3) Ces diverses questions sont d’autant plus d’actualité qu’à l’instar des autres pays de l’Union européenne, la part que la France consacre aux dépenses sociales est désormais soumises aux règles européennes de discipline budgétaire et, chaque année, en ouverture du « semestre européen », à la procédure de détection précoce des déséquilibres macro-économiques ([5]). Au cours de cette procédure, la Commission évalue et compare la situation économique des différents États à partir d’« un tableau de bord comprenant un ensemble d’indicateurs » qui constituent autant de seuils d’alerte à l’adresse des États. Parmi ces indicateurs, précise la Commission, plusieurs sont destinés à mesurer l’efficience des systèmes nationaux de protection sociale au regard des impératifs de stabilité et de croissance de la zone euro ([6]). La promotion de l’universalisation a-t-elle à voir avec le développement de cette gouvernance par les nombres ? Décrypter ces indicateurs et plus largement cette procédure annuelle, permettra de comprendre ce qu’il en est exactement. La coordination européenne des politiques nationales alimente-t-elle les nouvelles figures de l’universalité en matière de protection sociale ou bien est-ce l’inverse ?

Précisions

Les contributions faisant état des expériences étrangères seront particulièrement bienvenues.

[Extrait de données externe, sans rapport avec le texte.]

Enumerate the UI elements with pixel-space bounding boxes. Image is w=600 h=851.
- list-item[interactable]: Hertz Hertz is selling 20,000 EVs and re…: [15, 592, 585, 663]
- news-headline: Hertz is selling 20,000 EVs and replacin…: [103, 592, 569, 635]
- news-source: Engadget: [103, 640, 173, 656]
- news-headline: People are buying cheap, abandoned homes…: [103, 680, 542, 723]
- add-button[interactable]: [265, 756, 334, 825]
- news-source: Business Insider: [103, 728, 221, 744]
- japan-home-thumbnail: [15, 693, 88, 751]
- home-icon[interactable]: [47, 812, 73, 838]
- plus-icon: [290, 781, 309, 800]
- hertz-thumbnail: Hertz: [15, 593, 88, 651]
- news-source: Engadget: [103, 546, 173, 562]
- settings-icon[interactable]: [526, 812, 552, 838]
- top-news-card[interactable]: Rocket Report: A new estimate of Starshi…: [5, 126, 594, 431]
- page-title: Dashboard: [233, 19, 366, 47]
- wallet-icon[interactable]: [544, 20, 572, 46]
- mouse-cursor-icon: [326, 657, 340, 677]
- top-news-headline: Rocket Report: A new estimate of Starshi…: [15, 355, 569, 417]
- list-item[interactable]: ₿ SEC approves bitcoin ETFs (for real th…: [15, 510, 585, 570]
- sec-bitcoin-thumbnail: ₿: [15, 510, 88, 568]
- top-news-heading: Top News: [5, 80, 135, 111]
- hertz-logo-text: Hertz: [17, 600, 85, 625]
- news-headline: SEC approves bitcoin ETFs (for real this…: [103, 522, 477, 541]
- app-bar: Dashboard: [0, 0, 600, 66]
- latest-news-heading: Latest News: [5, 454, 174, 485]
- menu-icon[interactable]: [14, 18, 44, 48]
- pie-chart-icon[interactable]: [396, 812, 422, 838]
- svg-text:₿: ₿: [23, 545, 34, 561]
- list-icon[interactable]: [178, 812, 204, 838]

Par ailleurs, si deux axes ont été distingués pour faire apparaître la diversité des questions, les contributions pourront bien sûr les combiner pour souligner leurs interactions. De même qu’elles pourront être transversales ou plutôt centrées sur l’une des branches de la protection sociale. Enfin, faut-il le rappeler, cet appel à contributions est pluridisciplinaire et s’adresse tant aux chercheurs qu’aux acteurs du champ de la protection sociale. Les regards croisés voir les controverses entre disciplines y ont toute leur place.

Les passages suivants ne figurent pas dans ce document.